También ellas sufrieron la época de plomo y fuego. A mediados de los setenta tan solo sobrevivía una pareja, protegida, me gusta creerlo, por el manto protector de Nuestra Señora de El Torneo. Cuentan las crónicas que la Virgen se apareció en el corazón de los montes de El Pardo a siete obispos. Agradecidos, consagraron una ermita en su honor. No sabemos cuándo ocurrió, pero ya existía en 1287, porque, como cuenta en un delicioso artículo Javier Fernández, archivero de Palacio Real, la sentencia de posesión del Real del Manzanares de esa fecha la mencionaba. ¿Podía tener que ver el nombre con las justas medievales?

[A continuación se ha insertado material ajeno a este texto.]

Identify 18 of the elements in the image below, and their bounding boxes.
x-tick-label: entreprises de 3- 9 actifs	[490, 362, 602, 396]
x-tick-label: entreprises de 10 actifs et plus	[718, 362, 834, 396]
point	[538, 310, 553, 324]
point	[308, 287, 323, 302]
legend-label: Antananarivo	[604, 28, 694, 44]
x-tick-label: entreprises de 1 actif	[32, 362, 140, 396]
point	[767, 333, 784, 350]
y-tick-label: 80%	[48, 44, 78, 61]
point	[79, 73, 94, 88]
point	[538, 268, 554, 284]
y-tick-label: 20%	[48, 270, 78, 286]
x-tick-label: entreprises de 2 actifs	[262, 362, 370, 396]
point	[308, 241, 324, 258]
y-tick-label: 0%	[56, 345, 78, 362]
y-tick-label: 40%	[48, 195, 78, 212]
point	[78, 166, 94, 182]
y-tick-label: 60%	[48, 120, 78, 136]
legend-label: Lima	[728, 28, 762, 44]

En 1901 Fidel Fita Colomé ofrecía una explicación mucho más convincente. Se debía, decía, al giro, recodo o torno que forma el caprichoso Manzanares en aquel paraje, amenísimo, culebreando hacia oriente y occidente. Y era en aquel paraje amenísimo, precisamente, donde se acantonaba la copla superviviente. A partir de finales de los setenta, como por arte de birlibirloque, las carmelitas comenzaron a recuperar el paraíso perdido: en 1979 se asentó la pareja de la Zarzuela; en 1980 las de Velada, Navachescas y la Angorrilla; en 1981 la de El Hito; en 1984 la de Torrelaparada… Hoy, gracias al aislamiento y soledad del Bosque Viejo, a los cuidados de los guardas –personas recias, nobles, de una pieza, hechas a las asperezas del monte, al trabajo a la intemperie, la mayoría hijos de guardas, criados en las fincas gloriosas de la sierra de Andújar– y de los biólogos de Patrimonio Nacional, son ya quince las coplas que allí viven, una de las densidades más altas de la península ibérica y el mundo. Quiero terminar la semblanza con un recuerdo del rey Felipe II, porque fue él quien comenzó a preservar el Bosque Viejo, quien lo amojonó y lo dividió en cuarteles o sectores de vigilancia, quien mandó levantar las primeras casas de guardas, quien impulsó las primeras medidas proteccionistas. Una tardezuca deliciosa de marzo descubrí un legajo, de su puño y letra, en los archivos de Palacio, que decía: Holgado he de que el monte esté tan bien conservado y de que esté tan buena la yerba… En aquel tiempo pensaban que las águilas tenían propiedades nobles, que eran cariñosas de sus hijos y los criaban con mucho cuidado y limpieza. Yo creo que las apreciaban.